So werden die Jungtäuber allmählich fit gemacht und ihrer Bestimmung zugeführt. Wenn sie in das mannhafte Alter kommen, also paarisch werden, kommt der große Umschwung ihres Lebens. Sie werden "geschnitten". Nach Entfernung der Federn am After wird vor diesem ein Querschnitt gemacht, die Steine - Hoden - werden entfernt, die Wunde wird vernäht - der Kapaun, jetzt genannt "Fadenkapaun", ist fertig. Aus dem feurigen Täuber ist ein stupider Geselle geworden. Weshalb wird das nun gemacht? Unser Tümmler "klatscht" in der Luft, ein Ausbruch der Lust, wie ihn viele ander Rassen auch haben. Beim Hoch- und Truppflug ziehen einige klatschende Tiere die ganze Flucht aber herunter. Der Kapaun klatscht nicht mehr, ist nur Flieger. Darum. In meiner Jugendzeit, vor 50, 60 Jahren, waren dem Kapaunensport viele "Große" der Stadt ergeben. [...]

Unsere Organisationsleitung hat nun den Kapaunenflugsport verboten. Das ist gut so. Wenn auch die gewiß zarte Taube "hart im Nehmen" ist, so ist es bestimmt keine Rührseligkeit, wenn ich sage: das Kapaunisieren ist Tierquälerei. Auch im Hinblick auf die heutige Wirtschaftslage hat der Taubenkapaun keine Daseinsberechtigung mehr. [...]

Ende des Zitats.
 
Ich gehe einmal davon aus, dass auch nicht jeder Flugtaubenzüchter die Kapaunisierung beherrschte und die Durchführung nur einer kleinen Elite vorbehalten war.

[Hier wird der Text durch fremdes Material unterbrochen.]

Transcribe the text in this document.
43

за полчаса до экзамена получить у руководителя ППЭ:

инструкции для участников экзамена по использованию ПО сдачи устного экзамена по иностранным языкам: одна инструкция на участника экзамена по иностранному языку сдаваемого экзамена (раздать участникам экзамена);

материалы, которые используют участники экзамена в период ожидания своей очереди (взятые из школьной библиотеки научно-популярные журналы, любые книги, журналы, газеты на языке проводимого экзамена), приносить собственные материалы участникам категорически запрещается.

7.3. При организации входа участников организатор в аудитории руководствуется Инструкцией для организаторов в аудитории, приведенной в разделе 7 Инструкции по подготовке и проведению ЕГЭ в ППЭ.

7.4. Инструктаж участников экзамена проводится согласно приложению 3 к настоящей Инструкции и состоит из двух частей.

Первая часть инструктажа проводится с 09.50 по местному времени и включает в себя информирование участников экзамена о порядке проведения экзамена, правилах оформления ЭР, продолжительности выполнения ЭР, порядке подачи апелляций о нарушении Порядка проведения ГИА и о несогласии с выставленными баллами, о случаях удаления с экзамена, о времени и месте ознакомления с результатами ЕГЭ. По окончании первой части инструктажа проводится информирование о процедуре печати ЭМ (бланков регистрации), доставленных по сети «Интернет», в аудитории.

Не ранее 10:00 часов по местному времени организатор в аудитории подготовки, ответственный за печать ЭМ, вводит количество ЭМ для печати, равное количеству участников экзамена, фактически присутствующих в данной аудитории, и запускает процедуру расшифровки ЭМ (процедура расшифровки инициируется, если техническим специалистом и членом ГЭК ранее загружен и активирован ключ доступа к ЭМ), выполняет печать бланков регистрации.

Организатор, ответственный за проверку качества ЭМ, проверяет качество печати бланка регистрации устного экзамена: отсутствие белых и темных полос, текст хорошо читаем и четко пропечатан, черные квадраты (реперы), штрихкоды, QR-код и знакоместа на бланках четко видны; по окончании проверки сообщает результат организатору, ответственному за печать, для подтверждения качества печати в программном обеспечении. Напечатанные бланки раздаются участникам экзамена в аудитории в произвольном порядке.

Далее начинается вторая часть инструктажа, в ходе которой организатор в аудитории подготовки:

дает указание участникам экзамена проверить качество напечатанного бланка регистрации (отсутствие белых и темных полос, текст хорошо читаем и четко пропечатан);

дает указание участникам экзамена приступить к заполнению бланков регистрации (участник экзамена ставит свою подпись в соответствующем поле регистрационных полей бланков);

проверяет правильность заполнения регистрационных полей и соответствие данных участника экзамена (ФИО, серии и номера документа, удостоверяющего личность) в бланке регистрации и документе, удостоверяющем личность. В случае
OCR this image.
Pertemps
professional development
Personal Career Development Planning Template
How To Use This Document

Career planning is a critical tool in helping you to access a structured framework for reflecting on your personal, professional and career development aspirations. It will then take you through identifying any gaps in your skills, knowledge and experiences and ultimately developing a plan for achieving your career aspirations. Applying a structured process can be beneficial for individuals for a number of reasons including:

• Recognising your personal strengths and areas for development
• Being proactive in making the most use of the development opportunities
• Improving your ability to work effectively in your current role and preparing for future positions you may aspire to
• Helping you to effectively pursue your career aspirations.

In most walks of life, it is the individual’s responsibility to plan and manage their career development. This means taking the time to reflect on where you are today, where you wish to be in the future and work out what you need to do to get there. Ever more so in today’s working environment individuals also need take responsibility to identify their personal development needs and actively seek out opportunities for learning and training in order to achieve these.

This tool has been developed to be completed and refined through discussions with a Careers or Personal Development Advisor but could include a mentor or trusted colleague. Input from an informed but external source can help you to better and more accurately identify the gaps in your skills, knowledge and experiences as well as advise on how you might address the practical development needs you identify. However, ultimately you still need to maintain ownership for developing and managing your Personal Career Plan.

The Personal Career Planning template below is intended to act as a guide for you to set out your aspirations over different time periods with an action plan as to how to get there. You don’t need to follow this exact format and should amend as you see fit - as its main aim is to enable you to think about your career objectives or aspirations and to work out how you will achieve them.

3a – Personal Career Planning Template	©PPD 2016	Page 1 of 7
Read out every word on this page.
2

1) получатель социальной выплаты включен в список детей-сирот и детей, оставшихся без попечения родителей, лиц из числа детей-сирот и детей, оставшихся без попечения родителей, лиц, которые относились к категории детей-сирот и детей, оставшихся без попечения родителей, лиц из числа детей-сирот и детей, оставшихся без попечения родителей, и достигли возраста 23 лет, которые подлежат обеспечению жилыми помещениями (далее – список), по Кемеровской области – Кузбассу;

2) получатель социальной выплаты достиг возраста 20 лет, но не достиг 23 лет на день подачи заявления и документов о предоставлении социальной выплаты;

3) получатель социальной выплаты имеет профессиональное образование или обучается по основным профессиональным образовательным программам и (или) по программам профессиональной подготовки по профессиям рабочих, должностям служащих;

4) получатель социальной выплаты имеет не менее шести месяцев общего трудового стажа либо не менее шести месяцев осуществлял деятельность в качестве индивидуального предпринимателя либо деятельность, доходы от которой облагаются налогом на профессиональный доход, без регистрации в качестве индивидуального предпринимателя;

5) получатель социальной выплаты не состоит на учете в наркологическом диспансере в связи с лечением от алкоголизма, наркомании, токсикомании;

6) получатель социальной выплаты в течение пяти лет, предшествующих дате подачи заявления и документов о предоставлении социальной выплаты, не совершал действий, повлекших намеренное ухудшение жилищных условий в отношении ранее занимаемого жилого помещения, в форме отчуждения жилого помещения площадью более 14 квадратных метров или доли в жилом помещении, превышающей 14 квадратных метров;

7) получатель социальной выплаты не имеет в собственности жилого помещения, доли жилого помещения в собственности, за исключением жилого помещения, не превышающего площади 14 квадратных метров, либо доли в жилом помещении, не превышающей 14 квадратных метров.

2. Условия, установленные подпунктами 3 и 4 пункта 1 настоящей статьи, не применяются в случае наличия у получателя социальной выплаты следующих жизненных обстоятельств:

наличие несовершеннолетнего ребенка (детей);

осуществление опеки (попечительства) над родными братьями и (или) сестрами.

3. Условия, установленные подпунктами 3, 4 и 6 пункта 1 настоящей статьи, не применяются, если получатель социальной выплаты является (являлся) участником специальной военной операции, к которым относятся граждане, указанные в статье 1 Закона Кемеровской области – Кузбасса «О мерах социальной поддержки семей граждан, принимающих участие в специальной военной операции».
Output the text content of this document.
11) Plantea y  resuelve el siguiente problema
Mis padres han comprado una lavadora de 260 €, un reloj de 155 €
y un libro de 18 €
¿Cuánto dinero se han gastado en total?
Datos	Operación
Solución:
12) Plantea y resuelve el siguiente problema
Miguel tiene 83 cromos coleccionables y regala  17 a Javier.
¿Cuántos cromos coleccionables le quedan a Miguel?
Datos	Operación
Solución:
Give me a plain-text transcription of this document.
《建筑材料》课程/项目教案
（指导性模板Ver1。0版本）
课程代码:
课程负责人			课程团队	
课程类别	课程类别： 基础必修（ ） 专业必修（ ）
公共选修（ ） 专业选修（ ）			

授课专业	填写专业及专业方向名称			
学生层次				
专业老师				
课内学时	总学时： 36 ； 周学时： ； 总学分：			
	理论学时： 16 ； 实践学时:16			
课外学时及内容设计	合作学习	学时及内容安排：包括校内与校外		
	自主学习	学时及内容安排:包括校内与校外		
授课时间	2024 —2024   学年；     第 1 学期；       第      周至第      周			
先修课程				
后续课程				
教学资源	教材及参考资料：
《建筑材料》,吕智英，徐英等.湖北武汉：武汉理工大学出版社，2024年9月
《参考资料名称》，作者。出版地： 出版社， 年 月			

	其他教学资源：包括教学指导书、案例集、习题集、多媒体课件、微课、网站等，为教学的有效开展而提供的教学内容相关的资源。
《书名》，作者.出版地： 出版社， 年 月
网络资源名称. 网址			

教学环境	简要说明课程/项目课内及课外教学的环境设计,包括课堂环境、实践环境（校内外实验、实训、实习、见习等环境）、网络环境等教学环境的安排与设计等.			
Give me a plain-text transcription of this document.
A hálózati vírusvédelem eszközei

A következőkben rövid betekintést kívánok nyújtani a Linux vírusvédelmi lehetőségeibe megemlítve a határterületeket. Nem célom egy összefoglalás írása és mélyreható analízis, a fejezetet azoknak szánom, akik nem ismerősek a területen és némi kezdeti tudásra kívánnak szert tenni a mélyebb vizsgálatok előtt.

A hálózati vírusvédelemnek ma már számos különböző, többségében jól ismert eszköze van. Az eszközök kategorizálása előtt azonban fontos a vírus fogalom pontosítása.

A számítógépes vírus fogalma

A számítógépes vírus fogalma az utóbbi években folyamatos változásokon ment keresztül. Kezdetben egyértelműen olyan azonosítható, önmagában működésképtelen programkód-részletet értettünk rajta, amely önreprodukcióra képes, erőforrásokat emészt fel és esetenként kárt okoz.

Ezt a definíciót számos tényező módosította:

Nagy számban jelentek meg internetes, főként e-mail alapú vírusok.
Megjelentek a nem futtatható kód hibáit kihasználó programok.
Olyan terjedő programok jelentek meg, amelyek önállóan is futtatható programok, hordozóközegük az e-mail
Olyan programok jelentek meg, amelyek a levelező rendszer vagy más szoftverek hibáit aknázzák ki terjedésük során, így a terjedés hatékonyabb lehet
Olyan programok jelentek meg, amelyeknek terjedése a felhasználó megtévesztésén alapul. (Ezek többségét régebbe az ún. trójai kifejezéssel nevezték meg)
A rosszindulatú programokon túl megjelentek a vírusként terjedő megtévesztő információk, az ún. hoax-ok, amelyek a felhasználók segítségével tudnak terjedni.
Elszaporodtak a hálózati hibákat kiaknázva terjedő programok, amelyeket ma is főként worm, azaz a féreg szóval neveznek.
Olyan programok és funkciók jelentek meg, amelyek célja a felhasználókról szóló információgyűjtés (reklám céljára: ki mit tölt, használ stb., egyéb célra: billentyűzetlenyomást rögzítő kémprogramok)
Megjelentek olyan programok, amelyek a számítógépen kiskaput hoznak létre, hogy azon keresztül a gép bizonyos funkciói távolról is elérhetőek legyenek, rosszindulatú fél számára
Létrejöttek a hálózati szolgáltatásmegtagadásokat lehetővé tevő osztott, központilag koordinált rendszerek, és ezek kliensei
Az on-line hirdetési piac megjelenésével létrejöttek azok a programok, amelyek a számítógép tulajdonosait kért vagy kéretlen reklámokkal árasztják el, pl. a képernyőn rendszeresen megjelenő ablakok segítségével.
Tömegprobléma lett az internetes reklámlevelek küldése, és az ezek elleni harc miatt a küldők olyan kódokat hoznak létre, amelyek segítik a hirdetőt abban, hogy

E. Zurth beschreibt in einem alten Buch, daß ein alter Züchter und Händler mit Schere, Nadel und Seidengarn zum Kapaunisieren anrückte und 18 Täuber, die am Vortag Fastentag hatten, innerhalb einer knappen Stunde in einer fast unblutigen Prozedur kapaunisiert haben soll. Die sollen danach schon wieder spielerisch gegurrt haben und im Schlag ihre Sitzplätze eingenommen haben. Nach vier bis acht Tagen konnten sie ihre Flüge wieder aufnehmen...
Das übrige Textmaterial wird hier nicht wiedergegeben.